8 марта, зараза! - стр. 10
Ааааа…
Закрываю лицо руками, чувствую, как горят щёки.
Я же теперь смотреть на него не смогу. Всё время буду этот позор вспоминать. Кажется, тот лысый ублюдок даже трусики на мне успел разорвать!
Асхадов хмыкает и протягивает мне руку, произнося с досадой, как непонятливому ребёнку:
– Живо вставайте! Простудитесь.
Вроде бы и забота, но сам тон – всё тот же, с режущей холодностью – заставляет меня реально замёрзнуть.
Клацая зубами, всё-таки цепляюсь за его руку – красивую, сильную, твёрдую – и в тот же миг меня вздёргивают вверх.
На какое-то мгновение я оказываюсь в его объятиях, и меня буквально околдовывает ароматом терпкого парфюма смешанного с дорогим табаком.
Сдуреть можно. Я хочу быть в этих объятиях вечно – твёрдых, будто из камня. Макушкой я едва достаю ему до середины груди. Рядом с ним мне так нравится чувствовать себя маленькой, хрупкой, беззащитной.
Только Асхадову не нравится – едва ли не морщась, он отстраняет меня от себя. Но всё-таки снимает пиджак и набрасывает мне на плечи, оставаясь в безупречно-белой рубашке, обрисовывающей его торс так, что, кажется, я могу пересчитать все кубики пресса…
Смущенно отвожу взгляд. Прячу нос в жёсткую, пахнущую им ткань. Пиджак так нагрет, что не скажешь, будто его носит ходячий айсберг.
– Нужно отвезти вашего отца в больницу, – констатирует Асхадов, и тут мой, перегруженный за день эмоциями мозг, с трудом осознаёт – посреди комнаты валяется мой, избитый и истекающий кровью, отец.
Бросаюсь к нему, падаю на колени, больно ударяясь ими об пол, обнимаю его и вою:
– Папа! Папулечка!
Меня довольно грубо оттаскивают и основательно встряхивают. И взгляд такой: сиди, молчи, не рыпайся.
Асхадов поднимает отца, удерживает его за плечи.

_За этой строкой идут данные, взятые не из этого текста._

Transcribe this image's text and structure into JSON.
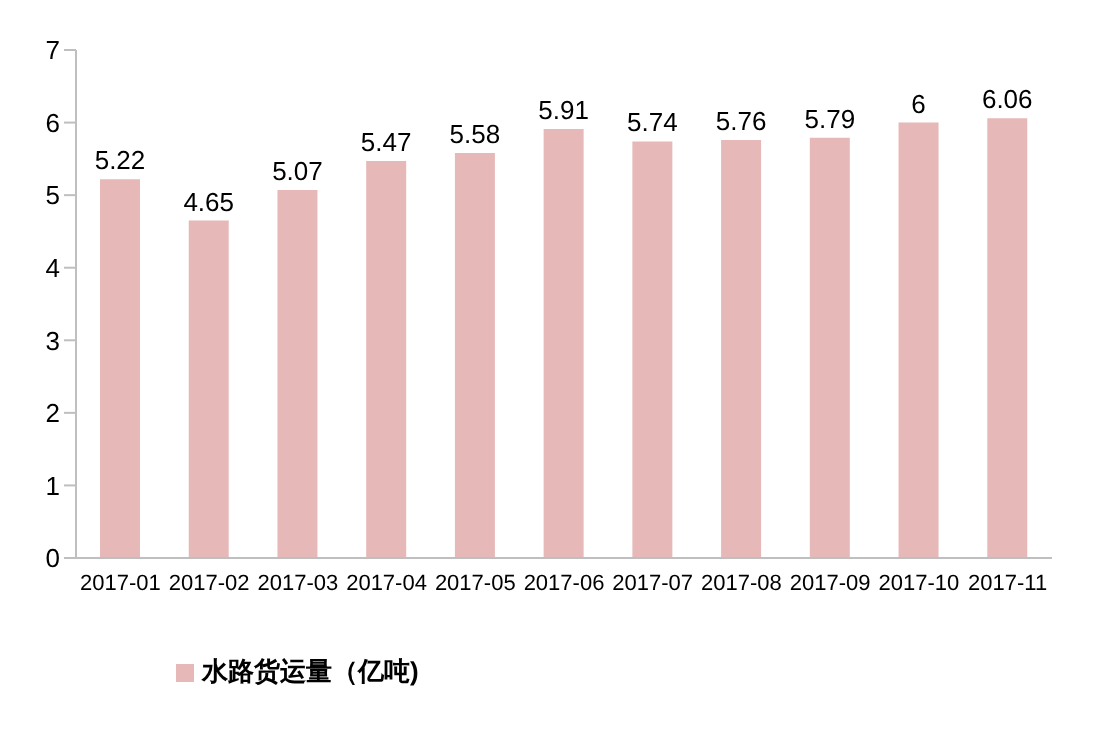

– Альберт Исаевич, вы можете идти?
Отец с трудом разлепляет глаза, понимает кто перед ним, пытается вырываться, хрипит, выплюнув кровь:
– Гектор, сука!.. Ты… ты… виноват…
– Верно, – резко отзывается тот, – виноват в том, что не посадил вас ещё тогда. Сейчас бы вы не валялись здесь в крови. А вашу дочь не пытались бы пустить по кругу отморозки.
Отец пытается ещё что-то бурчать, но Асхадов его не слушает:
– Алла, идите вперёд. Моя машина – первая у подъезда. Большая, чёрная, – он не называет марку, видимо, поняв, что я в них не очень, – откройте заднюю дверь, – швыряет мне ключи, – и ждите нас.
Я всё ещё немного заторможена и не сразу соображаю, чего он от меня хочет. Но когда соображаю – мотаю головой.
– Я не могу выйти в подъезд в таком виде... – заливаясь краской, сильнее кутаюсь в его пиджак.
– Алла Альбертовна, вы – разумное существо? А то у меня начинают возникать сомнения. – Холодно, резко, утверждая факт. Без лишних эмоций. Разве что, чуть устало.